Arcangel transcoded this raw material into a new format, the QuickTime video, using the constraints of viewing over a 56k modem to define the size and bitrate of each file. To emphasize the arbitrariness of this conversion process, Arcangel generated two videos from each set of data—color and black-and-white. In the resulting clips, geometric blocks appear in fluctuating densities on a solid background, accompanied by a soundtrack of digital noise.

Cory Arcangel, Data Diaries, 2003. Screenshot created in EaaS using IE 4.5 on Mac OS 9.

“If ever computers had a subconscious, this is it. Cory describes it as ‘watching your computer suffocate and yell at the same time.’ They look like digital dreams—the pure shapes and tones of real computer memory. Each video documents a new day, and each day the computer offers us a new set of memories.”

—Alex Galloway

Data Diaries is thus ultimately an autobiographical exercise and a record of the artist’s computer, logged meticulously each day in January, 2003. However, this personal and technical information is rendered inaccessible by its translation into video format.

Cory Arcangel, Data Diaries, 2003. Screenshot created in EaaS using IE 4.5 on Mac OS 9.

The videos were, in large part, created by the computer itself. Made to function abnormally as a result of minimal artistic intervention, the machine simply rendered a normally unseen part of its memory in a tangible form.

Cory Arcangel, Data Diaries, 2003. Screenshot created in EaaS using IE 4.5 on Mac OS 9.

As a collaboration between Arcangel and his computer, a daily labor requiring little creative input, Data Diaries established artistic strategies that Arcangel would continue to return to in later works such as Solitaire Weekly. The approach is tinged with self-deprecating humor about the constraints facing the digital artist, but it also finds pleasure in these constraints.

Cory Arcangel, Data Diaries, 2003. Screenshot created in EaaS using IE 4.5 on Mac OS 9.

In Data Diaries, this pleasure is evident in Arcangel’s use of infinite fill, the elaborate grayscale patterns which were used in the graphics program MacPaint to stand in for color on the black-and-white displays of early Macintosh computers. Although the lack of color was a constraint, this constraint led to new creative possibilities, which Arcangel would continue to explore with projects such as “The Infinite Fill Show” at Foxy Production (2004), organized in collaboration with Jamie Arcangel, and “Welcome to the Infinite Fill Zone” at FACT, Liverpool (2004).

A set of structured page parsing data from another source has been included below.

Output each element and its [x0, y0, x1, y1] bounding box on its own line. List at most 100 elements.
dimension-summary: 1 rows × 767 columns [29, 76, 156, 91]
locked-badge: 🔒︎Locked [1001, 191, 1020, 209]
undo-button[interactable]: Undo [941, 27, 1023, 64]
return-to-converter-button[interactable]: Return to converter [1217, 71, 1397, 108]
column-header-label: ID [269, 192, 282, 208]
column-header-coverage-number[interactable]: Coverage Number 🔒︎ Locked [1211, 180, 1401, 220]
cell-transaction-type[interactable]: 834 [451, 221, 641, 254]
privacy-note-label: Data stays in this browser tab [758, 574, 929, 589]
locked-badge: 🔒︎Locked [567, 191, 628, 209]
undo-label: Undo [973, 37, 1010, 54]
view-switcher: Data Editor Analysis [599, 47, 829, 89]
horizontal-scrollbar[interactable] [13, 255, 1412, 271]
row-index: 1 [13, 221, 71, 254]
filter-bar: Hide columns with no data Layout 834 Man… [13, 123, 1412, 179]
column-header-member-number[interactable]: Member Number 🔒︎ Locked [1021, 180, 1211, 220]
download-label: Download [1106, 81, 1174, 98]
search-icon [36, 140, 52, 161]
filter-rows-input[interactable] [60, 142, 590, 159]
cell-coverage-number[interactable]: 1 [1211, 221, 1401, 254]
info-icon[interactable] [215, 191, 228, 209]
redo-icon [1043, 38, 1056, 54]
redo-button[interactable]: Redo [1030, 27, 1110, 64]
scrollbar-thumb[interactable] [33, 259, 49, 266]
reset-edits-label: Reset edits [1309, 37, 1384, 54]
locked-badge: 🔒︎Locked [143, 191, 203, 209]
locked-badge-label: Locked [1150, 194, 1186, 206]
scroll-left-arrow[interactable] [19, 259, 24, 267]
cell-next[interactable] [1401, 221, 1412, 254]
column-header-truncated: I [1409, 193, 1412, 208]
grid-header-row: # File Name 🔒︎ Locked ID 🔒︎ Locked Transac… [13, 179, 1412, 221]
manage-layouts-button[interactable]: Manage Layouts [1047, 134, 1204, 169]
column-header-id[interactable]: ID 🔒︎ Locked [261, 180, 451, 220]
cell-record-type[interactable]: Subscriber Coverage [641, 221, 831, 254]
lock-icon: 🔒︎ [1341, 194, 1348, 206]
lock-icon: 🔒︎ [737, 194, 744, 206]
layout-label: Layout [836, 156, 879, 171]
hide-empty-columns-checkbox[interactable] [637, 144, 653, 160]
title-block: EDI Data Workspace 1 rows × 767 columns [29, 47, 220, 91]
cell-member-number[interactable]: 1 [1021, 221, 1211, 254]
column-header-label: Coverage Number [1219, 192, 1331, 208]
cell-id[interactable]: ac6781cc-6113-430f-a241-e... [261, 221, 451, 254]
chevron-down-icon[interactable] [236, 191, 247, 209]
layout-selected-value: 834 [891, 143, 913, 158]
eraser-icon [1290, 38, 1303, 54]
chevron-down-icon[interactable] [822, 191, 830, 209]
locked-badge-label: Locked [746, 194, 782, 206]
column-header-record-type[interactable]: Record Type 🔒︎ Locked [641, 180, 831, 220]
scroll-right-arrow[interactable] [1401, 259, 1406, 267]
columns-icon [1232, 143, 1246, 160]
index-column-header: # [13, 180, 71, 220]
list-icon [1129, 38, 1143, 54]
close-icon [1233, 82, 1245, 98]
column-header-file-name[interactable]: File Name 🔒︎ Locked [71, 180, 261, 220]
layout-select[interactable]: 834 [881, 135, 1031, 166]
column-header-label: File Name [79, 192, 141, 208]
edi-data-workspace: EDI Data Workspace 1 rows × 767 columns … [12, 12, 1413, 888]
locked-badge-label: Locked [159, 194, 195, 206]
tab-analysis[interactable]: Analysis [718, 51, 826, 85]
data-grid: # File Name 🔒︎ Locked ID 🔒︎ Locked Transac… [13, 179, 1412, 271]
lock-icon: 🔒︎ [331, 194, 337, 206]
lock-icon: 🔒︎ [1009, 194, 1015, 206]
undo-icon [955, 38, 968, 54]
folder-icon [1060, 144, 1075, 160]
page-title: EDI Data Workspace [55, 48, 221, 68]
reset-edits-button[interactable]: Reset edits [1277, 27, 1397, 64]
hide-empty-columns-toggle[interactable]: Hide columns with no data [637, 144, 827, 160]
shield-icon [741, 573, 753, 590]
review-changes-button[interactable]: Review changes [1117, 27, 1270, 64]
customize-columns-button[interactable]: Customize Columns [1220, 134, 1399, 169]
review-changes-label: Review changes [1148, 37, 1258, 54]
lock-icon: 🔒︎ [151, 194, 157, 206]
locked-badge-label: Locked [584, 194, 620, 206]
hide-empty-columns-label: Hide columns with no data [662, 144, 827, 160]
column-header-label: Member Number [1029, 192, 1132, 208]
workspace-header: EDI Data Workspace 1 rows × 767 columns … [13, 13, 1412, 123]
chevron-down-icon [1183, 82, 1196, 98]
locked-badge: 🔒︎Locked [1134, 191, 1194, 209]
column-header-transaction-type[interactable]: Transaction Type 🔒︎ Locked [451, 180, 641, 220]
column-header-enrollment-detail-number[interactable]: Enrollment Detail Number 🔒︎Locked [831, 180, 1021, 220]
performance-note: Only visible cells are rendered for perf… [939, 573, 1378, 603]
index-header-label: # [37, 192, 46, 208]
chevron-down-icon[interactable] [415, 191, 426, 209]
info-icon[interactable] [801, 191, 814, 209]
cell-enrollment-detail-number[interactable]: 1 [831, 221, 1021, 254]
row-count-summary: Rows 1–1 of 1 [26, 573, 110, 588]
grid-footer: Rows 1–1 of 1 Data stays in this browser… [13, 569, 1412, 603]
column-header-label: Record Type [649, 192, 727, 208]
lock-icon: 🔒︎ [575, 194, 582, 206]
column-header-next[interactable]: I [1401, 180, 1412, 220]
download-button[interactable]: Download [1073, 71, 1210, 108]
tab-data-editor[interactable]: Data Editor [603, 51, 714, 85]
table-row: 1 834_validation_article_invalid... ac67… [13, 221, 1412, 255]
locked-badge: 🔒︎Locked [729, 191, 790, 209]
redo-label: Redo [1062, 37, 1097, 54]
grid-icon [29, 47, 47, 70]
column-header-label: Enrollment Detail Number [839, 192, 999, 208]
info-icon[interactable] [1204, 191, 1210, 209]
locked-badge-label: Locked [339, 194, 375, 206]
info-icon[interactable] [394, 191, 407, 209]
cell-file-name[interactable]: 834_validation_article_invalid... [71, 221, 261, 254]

Photograph of video created by visitors to “Welcome to the Infinite Fill Zone” at FACT, Liverpool (2004).

Nevertheless, the evacuated authorship of Data Diaries led to passionate debates on the Rhizome listserve when the project was announced. Community members questioned the work on every level: Is it net art? Is it good art? Is it art at all?

Cory Arcangel, Data Diaries, 2003. Screenshot created in EaaS using IE 4.5 on Mac OS 9.

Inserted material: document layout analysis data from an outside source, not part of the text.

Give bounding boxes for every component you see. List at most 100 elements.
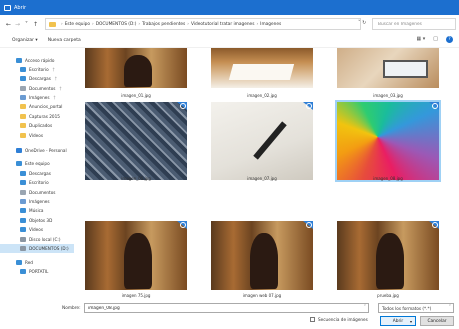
cancel-button[interactable]: Cancelar [420, 316, 454, 326]
open-options-chevron-icon[interactable]: ▾ [407, 316, 416, 326]
file-name-caption[interactable]: imagen_05.jpg [85, 176, 187, 181]
chevron-down-icon[interactable]: ˅ [449, 305, 451, 310]
sidebar-item-label: Imágenes [29, 95, 50, 100]
file-name-caption[interactable]: imagen_07.jpg [211, 176, 313, 181]
file-name-caption[interactable]: imagen_01.jpg [85, 93, 187, 98]
file-name-caption[interactable]: imagen_08.jpg [337, 176, 439, 181]
new-folder-button[interactable]: Nueva carpeta [48, 38, 81, 43]
sidebar-item[interactable]: Imágenes [0, 197, 50, 206]
sidebar-item[interactable]: Música [0, 206, 43, 215]
sidebar-item[interactable]: Capturas 2015 [0, 112, 60, 121]
file-name-caption[interactable]: imagen_02.jpg [211, 93, 313, 98]
breadcrumb-separator-icon[interactable]: › [138, 22, 140, 27]
sidebar-item-label: Disco local (C:) [29, 237, 61, 242]
download-icon [20, 76, 26, 81]
folder-icon [20, 114, 26, 119]
dialog-footer: Nombre: ˅ Todos los formatos (*.*) ˅ Sec… [0, 298, 459, 329]
breadcrumb-item[interactable]: Trabajos pendientes [142, 22, 185, 27]
sync-status-icon [301, 221, 313, 231]
search-box[interactable] [372, 18, 456, 30]
file-thumbnail[interactable] [85, 48, 187, 88]
sidebar-item[interactable]: Acceso rápido [0, 56, 54, 65]
cloud-icon [16, 148, 22, 153]
preview-pane-icon[interactable]: □ [433, 36, 438, 43]
refresh-icon[interactable]: ˅ ↻ [358, 20, 366, 26]
sidebar-item[interactable]: Red [0, 258, 33, 267]
file-name-input[interactable] [88, 305, 348, 311]
help-icon[interactable]: ? [446, 36, 453, 43]
address-row: ← → ˅ ↑ › Este equipo › DOCUMENTOS (D:) › Tra… [0, 15, 459, 33]
up-arrow-icon[interactable]: ↑ [31, 21, 40, 28]
file-thumbnail[interactable] [211, 48, 313, 88]
back-arrow-icon[interactable]: ← [4, 21, 13, 28]
sidebar-item-label: Red [25, 260, 33, 265]
sidebar-item[interactable]: Vídeos [0, 225, 43, 234]
sidebar-item[interactable]: Escritorio † [0, 65, 55, 74]
download-icon [20, 171, 26, 176]
image-preview [85, 48, 187, 88]
sync-status-icon [427, 221, 439, 231]
file-thumbnail[interactable] [337, 221, 439, 290]
file-thumbnail[interactable] [337, 48, 439, 88]
file-name-caption[interactable]: imagen_03.jpg [337, 93, 439, 98]
sidebar-item-label: Descargas [29, 76, 51, 81]
sidebar-item[interactable]: PORTATIL [0, 267, 48, 276]
desktop-icon [20, 180, 26, 185]
sidebar-item[interactable]: Escritorio [0, 178, 49, 187]
sidebar-item[interactable]: Imágenes † [0, 93, 56, 102]
breadcrumb-item[interactable]: Videotutorial tratar imagenes [191, 22, 254, 27]
sidebar-item[interactable]: Vídeos [0, 131, 43, 140]
sidebar-item[interactable]: Disco local (C:) [0, 235, 60, 244]
search-input[interactable] [378, 21, 448, 27]
image-sequence-checkbox[interactable] [310, 317, 315, 322]
sync-status-icon [175, 221, 187, 231]
image-preview [211, 102, 313, 180]
sidebar-item[interactable]: Objetos 3D [0, 216, 52, 225]
sidebar-item[interactable]: Documentos † [0, 84, 61, 93]
file-type-select[interactable]: Todos los formatos (*.*) ˅ [378, 303, 454, 313]
file-thumbnail[interactable] [211, 221, 313, 290]
document-icon [20, 190, 26, 195]
drive-icon [20, 237, 26, 242]
breadcrumb-separator-icon[interactable]: › [61, 22, 63, 27]
title-bar: Abrir [0, 0, 459, 15]
recent-locations-chevron-icon[interactable]: ˅ [22, 21, 31, 28]
sidebar-item-label: PORTATIL [29, 269, 49, 274]
breadcrumb-separator-icon[interactable]: › [256, 22, 258, 27]
pin-icon: † [52, 67, 55, 72]
image-sequence-option[interactable]: Secuencia de imágenes [310, 317, 368, 322]
file-thumbnail[interactable] [85, 102, 187, 180]
breadcrumb-item[interactable]: Este equipo [65, 22, 90, 27]
navigation-pane: Acceso rápido Escritorio † Descargas † Docume… [0, 48, 78, 298]
image-preview [211, 48, 313, 88]
sidebar-item[interactable]: Descargas [0, 169, 51, 178]
address-bar[interactable]: › Este equipo › DOCUMENTOS (D:) › Trabajos pe… [45, 18, 361, 30]
sidebar-item[interactable]: Duplicados [0, 121, 52, 130]
organize-button[interactable]: Organizar ▾ [12, 38, 38, 43]
sidebar-item[interactable]: Descargas † [0, 74, 57, 83]
sync-status-icon [301, 102, 313, 112]
sidebar-item[interactable]: Documentos [0, 188, 55, 197]
sidebar-item[interactable]: Anuncios_portal [0, 102, 62, 111]
breadcrumb-separator-icon[interactable]: › [92, 22, 94, 27]
file-thumbnail[interactable] [335, 100, 441, 182]
breadcrumb-item[interactable]: Imagenes [260, 22, 281, 27]
sidebar-item-label: Vídeos [29, 227, 44, 232]
image-preview [337, 48, 439, 88]
command-bar: Organizar ▾ Nueva carpeta ▦ ▾ □ ? [0, 33, 459, 48]
forward-arrow-icon[interactable]: → [13, 21, 22, 28]
file-thumbnail[interactable] [211, 102, 313, 180]
file-name-combobox[interactable]: ˅ [84, 303, 369, 313]
sidebar-item-label: Imágenes [29, 199, 50, 204]
star-icon [16, 58, 22, 63]
chevron-down-icon[interactable]: ˅ [364, 305, 366, 310]
sidebar-item[interactable]: OneDrive - Personal [0, 146, 67, 155]
sidebar-item-label: Escritorio [29, 180, 49, 185]
sidebar-item[interactable]: DOCUMENTOS (D:) [0, 244, 74, 253]
view-options-icon[interactable]: ▦ ▾ [416, 36, 425, 43]
breadcrumb-item[interactable]: DOCUMENTOS (D:) [96, 22, 137, 27]
computer-icon [16, 161, 22, 166]
sidebar-item[interactable]: Este equipo [0, 159, 50, 168]
breadcrumb-separator-icon[interactable]: › [187, 22, 189, 27]
file-thumbnail[interactable] [85, 221, 187, 290]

Data Diaries and its reception reflects concerns that came to the fore at the end of the heroic phase of net art. The computer was now an everyday object, and the artist was just another computer user. In these conditions, Arcangel found humor, but also great possibility.

Cory Arcangel is an artist and entrepreneur living in Stavanger, Norway. He received a BM from the Oberlin Conservatory of Music, Ohio, USA in 2000. In 2014, he founded the “non-aspirational” lifestyle and publishing company Arcangel Surfware. His solo exhibitions include the Whitney Museum of American Art, New York, USA (2011), GAMeC, Bergamo, Italy (2015), Herning Museum of Contemporary Art, Denmark (2014), Fondation DHC/Art, Montreal, Canada (2013); Carnegie Museum of Art, Pittsburgh, USA (2013); Barbican Art Gallery, London, UK (2011); Hamburger Bahnhof, Berlin, Germany (2010) and Museum of Contemporary Art, Miami, USA (2010). In 2005, he was awarded the Jury Prize of the New York Underground Film Festival.